Qualifikation für die EM 2004
Die Georgier hatten einige bekannte Namen, so die beiden Freiburger Alexander Iaschwili und Lewan Kobiaschwili oder Schota Arweladse (Ajax Amsterdam, Glasgow Rangers). Gegen dieses Team brachten die Schweizer den Ball einfach nicht ins Tor und mussten sich gar bei Goalie Pascal Zuberbühler bedanken, dass es in Tiflis keine Niederlage absetzte. Doch trotz des Punktverlusts qualifizierte sich die Schweiz für die EM 2004 in Portugal – ein goldenes Zeitalter brach an.
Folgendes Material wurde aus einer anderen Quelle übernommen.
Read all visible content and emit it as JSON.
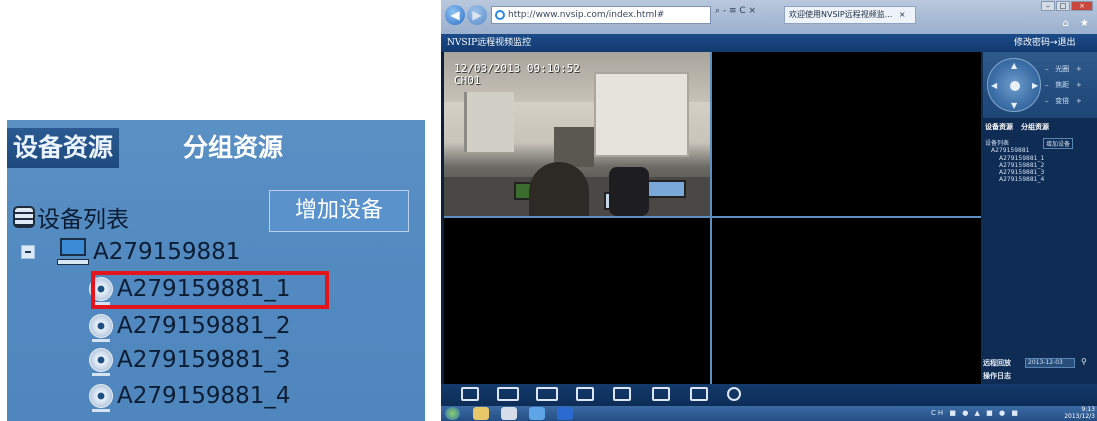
{
  "zoom_panel": {
    "tab_device": "设备资源",
    "tab_group": "分组资源",
    "list_title": "设备列表",
    "add_button": "增加设备",
    "device": "A279159881",
    "channels": [
      "A279159881_1",
      "A279159881_2",
      "A279159881_3",
      "A279159881_4"
    ]
  },
  "browser": {
    "url": "http://www.nvsip.com/index.html#",
    "address_tools": "⌕ - ≡ C ×",
    "tab_title": "欢迎使用NVSIP远程视频监...",
    "tab_close": "×",
    "window_buttons": [
      "–",
      "□",
      "×"
    ],
    "fav_icons": "⌂ ★"
  },
  "app": {
    "title": "NVSIP远程视频监控",
    "change_password": "修改密码",
    "logout": "退出"
  },
  "video": {
    "timestamp": "12/03/2013 09:10:52",
    "channel": "CH01"
  },
  "control": {
    "ptz_rows": [
      {
        "minus": "–",
        "label": "光圈",
        "plus": "+"
      },
      {
        "minus": "–",
        "label": "焦距",
        "plus": "+"
      },
      {
        "minus": "–",
        "label": "变倍",
        "plus": "+"
      }
    ],
    "tab_device": "设备资源",
    "tab_group": "分组资源",
    "list_title": "设备列表",
    "add_button": "增加设备",
    "device": "A279159881",
    "channels": [
      "A279159881_1",
      "A279159881_2",
      "A279159881_3",
      "A279159881_4"
    ],
    "remote_playback": "远程回放",
    "date": "2013-12-03",
    "operation_log": "操作日志"
  },
  "taskbar": {
    "tray": "CH ■ ● ▲ ■ ● ■",
    "time": "9:13",
    "date": "2013/12/3"
  },
  "colors": {
    "highlight": "#e3141b",
    "panel_blue": "#5189c0",
    "header_blue": "#1b4c8a"
  }
}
Qualifikation für die WM 2010
Du meine Güte, was war das für ein Spätsommer! Unter dem neuen, hochgelobten Trainer Ottmar Hitzfeld startete die Schweiz mit einem 2:2 nach 2:0-Führung in Israel und danach leistete sie sich einen epochalen Fehltritt. «Das darf nicht passieren!», schimpfte SRF-Co-Kommentator Alain Sutter völlig zurecht, denn wie sich die Abwehr beim Gegentreffer zum 1:2 kurz vor dem Ende anstellte, war zum Fremdschämen. Immerhin steigerte sich das Nationalteam danach und schaffte als Gruppensieger vor Griechenland die Qualifikation für die WM 2010 in Südafrika.
Qualifikation für die EM 2012
Einen Monat nach der Auftaktniederlage gegen Favorit England reiste die Schweiz nach Montenegro – wo sie ebenfalls als Verliererin vom Platz ging. In Erinnerung bleibt der Jubel des Torschützen: Mirko Vucinic zog sich die Hose aus. Dieses Mal schaffte die Schweiz nach ihrem Quali-Fehlstart den Turnaround nicht mehr, die EM 2012 in Polen und in der Ukraine fand ohne Hitzfelds Team statt.
Qualifikation für die EM 2016
Erneut verlor die Schweiz ihr erstes Spiel zuhause gegen England und wie vier Jahre zuvor unterlag sie dann auch im ersten Auswärtsspiel. Ein Penaltytor des Köln-Stürmers Milivoje Novakovic bedeutete die 0:1-Niederlage. Auch im Heimspiel gegen die Slowenen sah es lange nach einer Pleite aus – und die wäre wohl verheerend gewesen. Doch Josip Drmic (80.), Valentin Stocker (83.) und noch einmal Drmic (94.) sorgten für die späte Wende zum 3:2-Sieg nach 0:2-Rückstand. Und so reiste die Schweiz dank Rang 2 hinter England an die EM 2016 in Frankreich.